The background of my family is not very exciting. We have never had bunches of money or been in the Fortune 500. We are a simple family with basic moral values.
My children grew up with very little input or involvement with the extended family. They met only one of my brothers, and that was just mostly in passing as they got older. When they were little we lived upstairs from him, but they don't remember this period of time. The most involvement of the extended family came from their Dad's Grandmother who raised him. They both remember her fondly. She died at the age of 92 in May of 1992.
Other Aunts and Uncles from their Dad's side of the family came and went as they felt the urge, or on occasion, when they were asked by my husband to help us in some manner. My family never came around. Most were either crazy, mean, or just didn't live close enough to us. Come to think of it, I think my Aunt was the only one who was normal and had some sense of decency.
My children grew up in a volatile environment, but somehow we always managed to salvage some fun and enjoyment form the chaos. My husband played with the kids and was a decent father when he was sober. During the early parts of their childhood their dad drank a lot.
Most of the time, we managed to have a decent home life. We just managed to make the best of things and worked hard to instill proper values in the children. They grew up knowing the meaning of respect.
Of all the things I have ever done in my life, my children are my greatest claim to fame. I may not have made loads of money or became famous, but I have two great children who have grown up to become decent adults. They have been a big help to me in dealing with all the battles my health has caused me to face.
In 1999, Rachel and I left the house we shared with Tim and my husband. Their Dad and I were divorced in December of 2001. This was hard on both of the kids, but as usual they managed to get past it. My children, like their mother, have the strength to get through the battles life throws at them.
Since my diagnosis of Multiple Sclerosis, my children help me a lot by offering support and being their when they are really needed. They both have their own lives and are building their own families. I do not expect them to give this up because I am dealing with MS.
No parent is perfect. I know I have made many mistakes raising these two kids, but I hope they both know how much they mean to me, and how much they are loved.In February 2003, I found the love of my life, Kevin. It took many years of bad relationships before I found him. He came into my life at a time when my disease was going crazy. He never flinched, he just took over my care and is still taking care of me. (A page dedicated to him is available in the site navigation.)
On April 14, 2007, we had a new addition to our family. A sweet little bundle of pure joy came into the world. Jordan, my first grandson was born. (His story is told on the page titled, "About Jordan."

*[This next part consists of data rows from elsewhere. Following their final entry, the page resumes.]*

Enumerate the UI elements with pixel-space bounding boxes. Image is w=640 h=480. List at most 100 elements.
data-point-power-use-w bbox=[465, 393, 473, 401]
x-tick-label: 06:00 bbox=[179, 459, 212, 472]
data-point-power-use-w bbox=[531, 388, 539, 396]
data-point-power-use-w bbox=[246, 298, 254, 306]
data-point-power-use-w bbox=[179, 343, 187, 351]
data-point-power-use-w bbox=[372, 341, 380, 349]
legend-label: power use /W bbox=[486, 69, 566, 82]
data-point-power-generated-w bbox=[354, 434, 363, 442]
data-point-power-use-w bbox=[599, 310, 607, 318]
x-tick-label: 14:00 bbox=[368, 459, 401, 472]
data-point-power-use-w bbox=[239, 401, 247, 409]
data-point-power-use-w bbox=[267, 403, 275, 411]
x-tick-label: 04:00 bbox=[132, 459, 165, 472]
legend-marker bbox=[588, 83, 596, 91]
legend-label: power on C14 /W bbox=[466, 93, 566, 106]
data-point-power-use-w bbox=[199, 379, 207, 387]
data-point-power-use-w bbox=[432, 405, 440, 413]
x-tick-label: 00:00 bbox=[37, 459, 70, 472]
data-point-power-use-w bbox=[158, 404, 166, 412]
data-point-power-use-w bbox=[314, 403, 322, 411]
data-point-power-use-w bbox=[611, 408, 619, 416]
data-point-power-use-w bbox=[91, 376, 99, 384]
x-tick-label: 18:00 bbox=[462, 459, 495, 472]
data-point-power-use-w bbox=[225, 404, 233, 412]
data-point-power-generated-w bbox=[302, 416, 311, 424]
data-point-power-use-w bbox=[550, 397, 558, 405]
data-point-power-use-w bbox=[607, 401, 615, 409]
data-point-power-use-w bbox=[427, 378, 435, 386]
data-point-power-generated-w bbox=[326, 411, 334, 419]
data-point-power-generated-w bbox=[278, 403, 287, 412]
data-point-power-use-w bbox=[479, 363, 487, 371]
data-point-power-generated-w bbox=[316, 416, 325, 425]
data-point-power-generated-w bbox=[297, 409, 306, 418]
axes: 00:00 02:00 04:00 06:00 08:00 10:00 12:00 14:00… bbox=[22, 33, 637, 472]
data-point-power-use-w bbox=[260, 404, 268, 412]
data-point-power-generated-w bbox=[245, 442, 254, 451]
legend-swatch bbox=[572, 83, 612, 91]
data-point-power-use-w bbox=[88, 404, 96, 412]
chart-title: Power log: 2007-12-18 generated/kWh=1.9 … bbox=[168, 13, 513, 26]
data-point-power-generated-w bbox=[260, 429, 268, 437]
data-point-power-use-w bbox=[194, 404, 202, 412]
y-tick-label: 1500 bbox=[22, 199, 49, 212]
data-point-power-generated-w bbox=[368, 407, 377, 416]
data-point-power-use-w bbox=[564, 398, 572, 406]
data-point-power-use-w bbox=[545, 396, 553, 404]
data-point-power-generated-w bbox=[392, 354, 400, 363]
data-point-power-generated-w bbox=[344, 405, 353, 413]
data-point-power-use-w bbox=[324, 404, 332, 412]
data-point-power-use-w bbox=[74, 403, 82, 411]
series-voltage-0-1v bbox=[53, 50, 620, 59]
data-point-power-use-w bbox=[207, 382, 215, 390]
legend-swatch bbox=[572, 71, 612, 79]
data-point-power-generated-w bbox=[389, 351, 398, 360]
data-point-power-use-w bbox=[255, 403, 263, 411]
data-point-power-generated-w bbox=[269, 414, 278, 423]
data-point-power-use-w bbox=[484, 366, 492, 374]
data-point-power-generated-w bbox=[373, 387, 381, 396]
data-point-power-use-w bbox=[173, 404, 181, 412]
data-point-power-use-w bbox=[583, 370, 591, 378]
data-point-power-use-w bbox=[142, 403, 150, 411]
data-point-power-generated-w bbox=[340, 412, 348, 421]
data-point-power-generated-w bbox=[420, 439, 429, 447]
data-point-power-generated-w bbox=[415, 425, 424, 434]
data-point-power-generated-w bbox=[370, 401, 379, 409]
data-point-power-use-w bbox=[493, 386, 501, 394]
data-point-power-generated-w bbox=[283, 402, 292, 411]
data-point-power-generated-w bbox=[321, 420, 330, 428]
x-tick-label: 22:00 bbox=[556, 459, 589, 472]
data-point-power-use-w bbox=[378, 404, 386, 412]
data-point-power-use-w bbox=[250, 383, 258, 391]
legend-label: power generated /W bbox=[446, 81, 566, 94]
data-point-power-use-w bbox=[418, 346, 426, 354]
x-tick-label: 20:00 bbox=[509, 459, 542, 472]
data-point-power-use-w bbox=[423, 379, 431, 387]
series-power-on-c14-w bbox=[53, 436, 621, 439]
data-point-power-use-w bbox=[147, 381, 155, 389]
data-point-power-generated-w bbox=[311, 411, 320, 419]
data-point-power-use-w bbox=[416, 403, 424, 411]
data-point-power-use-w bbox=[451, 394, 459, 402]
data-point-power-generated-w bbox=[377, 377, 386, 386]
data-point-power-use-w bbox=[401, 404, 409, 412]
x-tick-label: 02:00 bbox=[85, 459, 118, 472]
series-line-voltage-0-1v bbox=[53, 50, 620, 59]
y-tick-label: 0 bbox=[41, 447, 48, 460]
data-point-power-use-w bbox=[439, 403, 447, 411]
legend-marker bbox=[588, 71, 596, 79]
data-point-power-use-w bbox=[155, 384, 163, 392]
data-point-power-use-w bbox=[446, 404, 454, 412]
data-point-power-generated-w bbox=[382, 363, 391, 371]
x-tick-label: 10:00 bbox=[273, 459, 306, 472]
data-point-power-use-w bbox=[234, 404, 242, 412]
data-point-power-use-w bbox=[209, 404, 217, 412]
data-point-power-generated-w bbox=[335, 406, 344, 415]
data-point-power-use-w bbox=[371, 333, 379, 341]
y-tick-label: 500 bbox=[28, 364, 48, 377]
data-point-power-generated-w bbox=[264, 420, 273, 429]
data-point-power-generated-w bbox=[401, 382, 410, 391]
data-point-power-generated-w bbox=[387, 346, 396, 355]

Our family is growing. My son is now married to a beautiful girl named Melissa. (More information about this is on the page. "Tim & Melissa".)
Having Multiple Sclerosis and my many other health problems, I do not have the ability to take life for granted. I have found everything is easier to deal with when you take one day at a time. I enjoy each day I am given on this earth. I appreciate the special people in my life. Life is much too short to waste it. Those we love can be taken away much too quickly.
March 13, 2004, we lost Shane who was very much a part of our family. He was a son to me in every way. This was an event that let us all know just how fragile life can really be. (Read his memorial on the Shane's Memorial page of the Main Site. I will not move it to this site because of the message of his death. It fits the main topics of the other site and allows everyone to see the end result of Family violence.)
Life carry's us into many different directions at times. When ever there is a crisis, a tragedy, or any other problem, we come together to battle it out as a family. We may bicker at times, but the love is never to far away. I always remember what my aunt use to tell me when I was younger. "Always say, 'I love you" when someone leaves the house or goes to sleep. You never know if this may be the last thing you say to them."